Fear and anxiety with childbirth is not uncommon. Fear and anxiety in general are closely related. Often clients with heightened anxiety about one issue will hold fear over things unknown. Anxiety feeds fear and fear feeds anxiety. So what’s the difference?

If you are falling off a bridge, (without bungee ropes!) the natural response is fear. It is happening to you, now. If you anticipate the fear you would feel when falling off a bridge (and again, we’re not talking thrill seeking) then you are creating anxiety. And if you keep focusing on that unlikely event (unless of course you are booked in for a bungee jump :)) then you are creating a pattern of fear around heights.

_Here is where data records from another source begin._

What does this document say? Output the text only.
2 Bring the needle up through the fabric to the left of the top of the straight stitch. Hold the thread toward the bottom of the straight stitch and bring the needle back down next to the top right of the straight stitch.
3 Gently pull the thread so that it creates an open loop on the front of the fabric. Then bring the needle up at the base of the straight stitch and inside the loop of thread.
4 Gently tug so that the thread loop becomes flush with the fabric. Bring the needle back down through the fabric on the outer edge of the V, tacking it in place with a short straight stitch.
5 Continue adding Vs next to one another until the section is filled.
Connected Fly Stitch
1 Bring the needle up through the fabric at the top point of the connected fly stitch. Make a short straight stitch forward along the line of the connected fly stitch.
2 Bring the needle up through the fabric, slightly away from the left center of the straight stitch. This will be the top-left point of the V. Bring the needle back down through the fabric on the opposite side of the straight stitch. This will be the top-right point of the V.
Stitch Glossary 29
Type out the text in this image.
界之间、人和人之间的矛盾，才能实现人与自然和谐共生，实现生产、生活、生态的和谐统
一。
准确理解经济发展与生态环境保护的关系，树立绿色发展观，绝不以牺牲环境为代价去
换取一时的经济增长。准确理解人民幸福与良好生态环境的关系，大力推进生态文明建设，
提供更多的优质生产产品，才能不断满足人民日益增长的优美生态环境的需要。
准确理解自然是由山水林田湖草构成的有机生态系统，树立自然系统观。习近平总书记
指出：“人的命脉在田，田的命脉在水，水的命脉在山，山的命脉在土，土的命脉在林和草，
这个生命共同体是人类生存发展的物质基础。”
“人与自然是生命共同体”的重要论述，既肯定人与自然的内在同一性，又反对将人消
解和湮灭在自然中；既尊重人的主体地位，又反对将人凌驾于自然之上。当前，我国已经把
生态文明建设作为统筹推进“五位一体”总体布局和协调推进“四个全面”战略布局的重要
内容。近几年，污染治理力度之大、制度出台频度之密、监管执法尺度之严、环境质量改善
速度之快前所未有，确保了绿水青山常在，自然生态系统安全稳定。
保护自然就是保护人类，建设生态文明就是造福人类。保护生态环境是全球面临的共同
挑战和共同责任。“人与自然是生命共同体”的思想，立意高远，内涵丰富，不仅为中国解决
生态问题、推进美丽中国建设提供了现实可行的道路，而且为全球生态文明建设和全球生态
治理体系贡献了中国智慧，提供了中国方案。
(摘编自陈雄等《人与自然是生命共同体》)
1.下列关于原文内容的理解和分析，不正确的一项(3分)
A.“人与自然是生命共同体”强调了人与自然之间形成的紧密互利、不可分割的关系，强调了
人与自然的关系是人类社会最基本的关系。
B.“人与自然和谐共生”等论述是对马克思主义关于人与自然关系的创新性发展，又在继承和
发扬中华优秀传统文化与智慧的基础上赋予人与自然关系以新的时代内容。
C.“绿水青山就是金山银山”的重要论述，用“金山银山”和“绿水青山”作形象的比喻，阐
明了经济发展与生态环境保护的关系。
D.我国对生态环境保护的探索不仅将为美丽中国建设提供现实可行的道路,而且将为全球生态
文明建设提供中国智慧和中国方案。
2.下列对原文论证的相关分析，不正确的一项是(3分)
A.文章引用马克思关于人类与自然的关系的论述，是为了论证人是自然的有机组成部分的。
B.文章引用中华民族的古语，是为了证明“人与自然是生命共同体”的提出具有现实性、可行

When in fear, when it’s happening, now, you are being subjected to the event. When you create anxiety around the possibility, you also feel as though you are subjected to the fear, but this is an illusion. The wonderful thing about anxiety is that you are creating it. That means that it belongs to you, you made it, and you can control it!

Delphie’s Fear and Anxiety with Childbirth

We’ve all heard horror stories around childbirth. Perhaps yours was a difficult birth and your mother often reminded you of that fact. In my case, my mother developed a permanent blood blister on the side of her nose when she was in labour with me. Tiny as it was, she would often remind me accusingly: “You gave me this” she would say. And we all saw those hideous videos at school, clearly designed to put us off intermingling with the opposite sex. We grew up thinking that childbirth was frightening. Some women have developed considerable fear and anxiety with childbirth, and Delphie is one of them.

Let’s get some perspective. Some women give birth without pain, experiencing only discomfort. Others describe it as a muscular workout, which is essentially what it is. Pain is a tricky things to analyse, because it is highly subjective.

“Rather, it’s affected by a person’s fears, mood, memories, and personality, as well as factors like the duration and overall experience of the pain source,” according to Healthline.

The fact that pain is subjective means that hypnotherapy can often help. The plan to help Delphie overcome =her fear and anxiety with childbirth went like this:

  1. Deflate her general anxiety with regression techniques exploring the source of her generalised fears
  2. Reframe the story around pain in childbirth – whose story is this? We have all heard the term easy labour but we focus on pain because it is more memorable.
  3. Introduce a birthing process through hypnosis to assist Delphie in mentally and emotionally experiencing the event so that it is no longer an “unknown fear”, but something known and natural
  4. Allow Delphie’s future self to guide her through her aprehension, with the prize of a beautiful newborn as a clear incentive.

Whether you hold fear and anxiety with childbirth or anything else, understand that hypnotherapy can probably help you, because it is psychologically caused.